Os moradores locais insistiram que não poderíamos vir até aqui e chegar tão perto, apenas para dar meia-volta agora.
Poderia levar quase um dia de carro para pegar um carro alugado e voltar de Port Augusta, talvez meio dia se conseguíssemos encontrar um em Roxby Downs.
Um voo para a estação poderia ter funcionado, mas a avaliação de risco do ABC levaria um tempo que não tínhamos.
Equipe fixa da ABC com Marree Pub Angels. (ABC: Carl Saville)
Nosso colega Trent já havia sido enviado de Adelaide em missão de recuperação para nos buscar.

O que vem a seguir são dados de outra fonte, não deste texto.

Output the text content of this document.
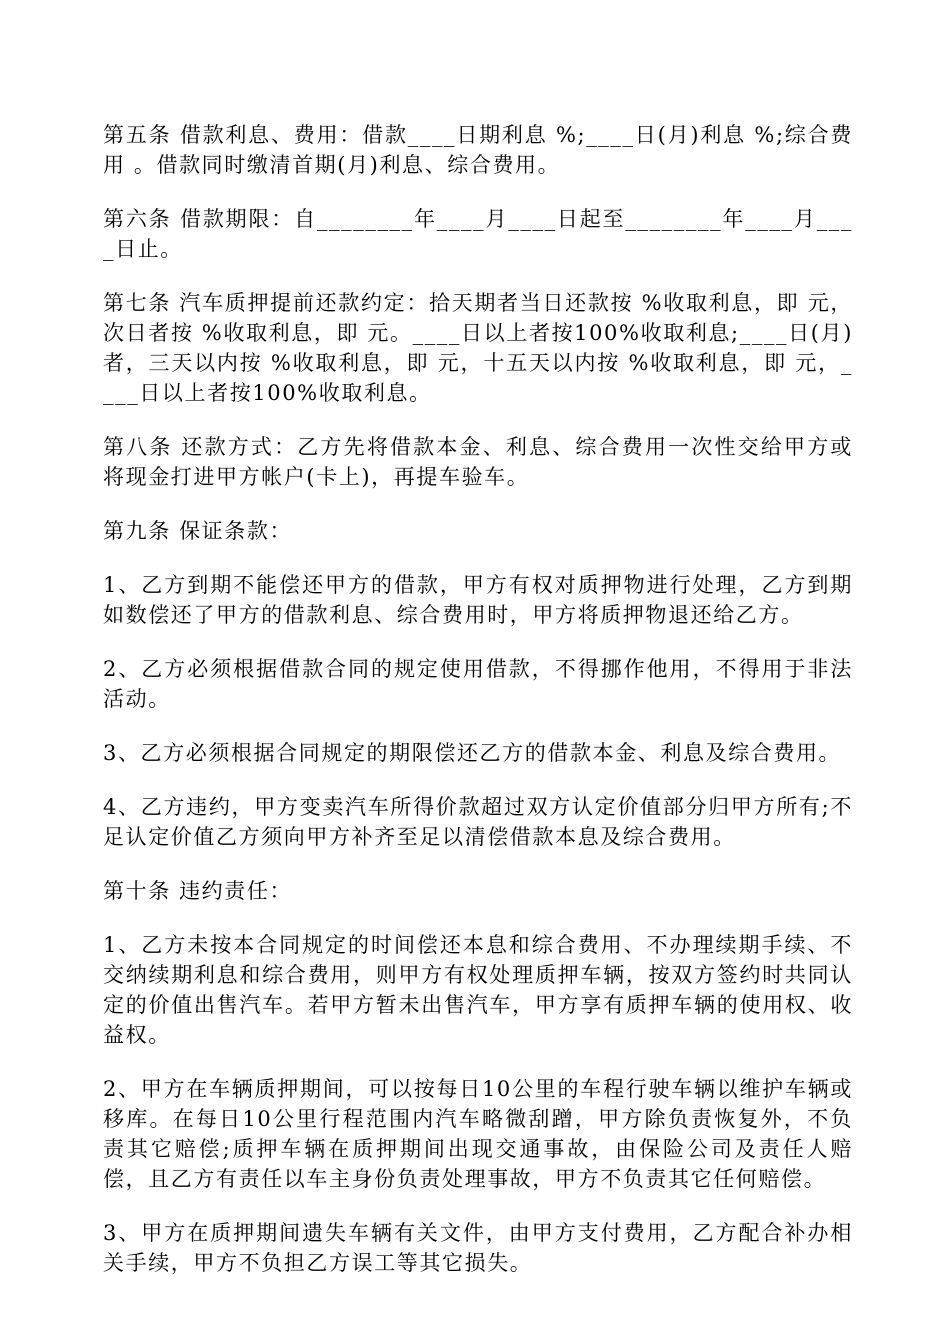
第五条 借款利息、费用：借款____日期利息 %;____日(月)利息 %;综合费用 。借款同时缴清首期(月)利息、综合费用。

第六条 借款期限：自________年____月____日起至________年____月____日止。

第七条 汽车质押提前还款约定：拾天期者当日还款按 %收取利息，即 元，次日者按 %收取利息，即 元。____日以上者按100%收取利息;____日(月)者，三天以内按 %收取利息，即 元，十五天以内按 %收取利息，即 元，____日以上者按100%收取利息。

第八条 还款方式：乙方先将借款本金、利息、综合费用一次性交给甲方或将现金打进甲方帐户(卡上)，再提车验车。

第九条 保证条款：

1、乙方到期不能偿还甲方的借款，甲方有权对质押物进行处理，乙方到期如数偿还了甲方的借款利息、综合费用时，甲方将质押物退还给乙方。

2、乙方必须根据借款合同的规定使用借款，不得挪作他用，不得用于非法活动。

3、乙方必须根据合同规定的期限偿还乙方的借款本金、利息及综合费用。

4、乙方违约，甲方变卖汽车所得价款超过双方认定价值部分归甲方所有;不足认定价值乙方须向甲方补齐至足以清偿借款本息及综合费用。

第十条 违约责任：

1、乙方未按本合同规定的时间偿还本息和综合费用、不办理续期手续、不交纳续期利息和综合费用，则甲方有权处理质押车辆，按双方签约时共同认定的价值出售汽车。若甲方暂未出售汽车，甲方享有质押车辆的使用权、收益权。

2、甲方在车辆质押期间，可以按每日10公里的车程行驶车辆以维护车辆或移库。在每日10公里行程范围内汽车略微刮蹭，甲方除负责恢复外，不负责其它赔偿;质押车辆在质押期间出现交通事故，由保险公司及责任人赔偿，且乙方有责任以车主身份负责处理事故，甲方不负责其它任何赔偿。

3、甲方在质押期间遗失车辆有关文件，由甲方支付费用，乙方配合补办相关手续，甲方不负担乙方误工等其它损失。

Eu estaria aqui ao anoitecer.
O carro que ele dirigia não era adequado para a pista de Birdsville.
No final, isso não importava.
Quando Helena, uma pastora, e Simão, o publicano, souberam da nossa situação, nenhum deles hesitou.
Ambos, independentemente um do outro, ofereceram o empréstimo de um 4×4 por um dia.
“Apenas pegue”, cada um deles disse. Eles estavam falando sério.
Quantas pessoas você conhece que lhe emprestariam um 4×4 no interior por um dia?
Carl, Victor e eu temos a sorte de dizer definitivamente, pelo menos dois.
Depois de um minuto quente, finalmente obtivemos autorização do chefe e voltamos aos trilhos, desta vez com a bem-vinda adição de Trent.
Não conseguiríamos chegar a Clifton Hills ou Mungeranie… mas tínhamos encontrado outra história no Birdsville Track: uma história de extraordinária hospitalidade e vontade de encontrar um caminho.
Graças a Matt, Simon, Ellen e à generosidade de todos que conhecemos naquela segunda semana de novembro, finalmente conhecemos Margaret também.
Uma barcaça autoelevatória WA chegou ao sul da Austrália para cruzar Cooper Creek na pista de Birdsville. (ABC: Carl Saville)
Assista ao telefone fixo da ABC TV às 12h30 AEST no domingo ou transmita a qualquer hora no ABC ivista.